I wish to complain (in a non-complaining sort of way…)

A few months ago, I was driving through Manchester one Sunday night (dad in the passenger seat) when we stopped at some lights. And there suddenly in front of us was a HUGE billboard – emblazoned with just one word. I’ll not tell you what the word was, except that (to me, at least) it’s ugly and offensive.

Dad spluttered slightly and there was a momentary silence, while we tried to work out what message the billboard was trying to convey.

In the end, we concluded it was designed to be a shock tactic, but even hours later, I was still irritated by it. I googled (with some trepidation) and discovered it was advertising a ‘bold’ energy drink.

‘Bold and classy’ said the website.


Anyway, I’m not one for petitions and complaining to government departments, but the more I read on their website, the more annoyed I felt. So, feeling a little like one of those indignant complaining types, (which I’m not) I hammered out a complaint to the Powers-That-Be (also known as the ASA).

I didn’t really know what to say, but tried to explain that I wasn’t really annoyed that the product existed or that it had an offensive name. I was more annoyed that a ‘bold’ advert had the power to figuratively burst into my car with its nasty language and create an awkward, embarrassing moment between my passengers and I.

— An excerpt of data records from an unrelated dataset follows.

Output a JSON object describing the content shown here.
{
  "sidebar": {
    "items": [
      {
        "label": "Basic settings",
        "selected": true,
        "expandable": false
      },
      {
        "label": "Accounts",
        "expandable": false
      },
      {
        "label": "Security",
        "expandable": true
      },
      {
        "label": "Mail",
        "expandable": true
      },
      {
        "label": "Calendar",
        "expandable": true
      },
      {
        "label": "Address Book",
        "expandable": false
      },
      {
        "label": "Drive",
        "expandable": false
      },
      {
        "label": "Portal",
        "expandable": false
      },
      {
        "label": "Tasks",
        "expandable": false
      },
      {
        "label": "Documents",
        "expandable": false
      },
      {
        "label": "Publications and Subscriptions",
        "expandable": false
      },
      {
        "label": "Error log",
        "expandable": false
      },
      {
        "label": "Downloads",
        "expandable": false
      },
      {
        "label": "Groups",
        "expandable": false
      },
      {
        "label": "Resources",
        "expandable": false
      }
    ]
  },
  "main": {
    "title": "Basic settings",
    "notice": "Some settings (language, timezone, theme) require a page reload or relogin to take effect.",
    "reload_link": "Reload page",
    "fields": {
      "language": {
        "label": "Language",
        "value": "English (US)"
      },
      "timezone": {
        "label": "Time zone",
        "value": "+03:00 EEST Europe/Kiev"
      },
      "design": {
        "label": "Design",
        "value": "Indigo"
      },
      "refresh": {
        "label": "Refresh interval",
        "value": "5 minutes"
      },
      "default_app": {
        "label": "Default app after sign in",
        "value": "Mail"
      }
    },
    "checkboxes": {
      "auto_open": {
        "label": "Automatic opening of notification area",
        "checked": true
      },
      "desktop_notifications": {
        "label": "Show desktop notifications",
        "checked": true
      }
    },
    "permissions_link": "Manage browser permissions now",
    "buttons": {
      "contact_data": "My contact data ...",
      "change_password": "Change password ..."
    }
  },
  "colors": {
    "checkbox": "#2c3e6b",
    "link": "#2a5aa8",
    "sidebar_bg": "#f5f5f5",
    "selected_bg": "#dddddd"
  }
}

In my view, that is not ok. That is way beyond what an advert should be able to do.

And as it turned out, the ASA took it seriously too – I found out this week that 144 other people also objected, the complaint was upheld and the ad can’t be used again in its current form.

You could argue that this ‘suppression’ of the drink’s advert will only drive more people to the product. Maybe it will! But, I still wanted to say, ‘Hey…I don’t like that’ and feel like someone heard me.

And it was heard. It reminded me that sometimes, ordinary citizens DO have a voice.

If we pick our battles wisely, and exercise grace, perhaps we CAN make a difference?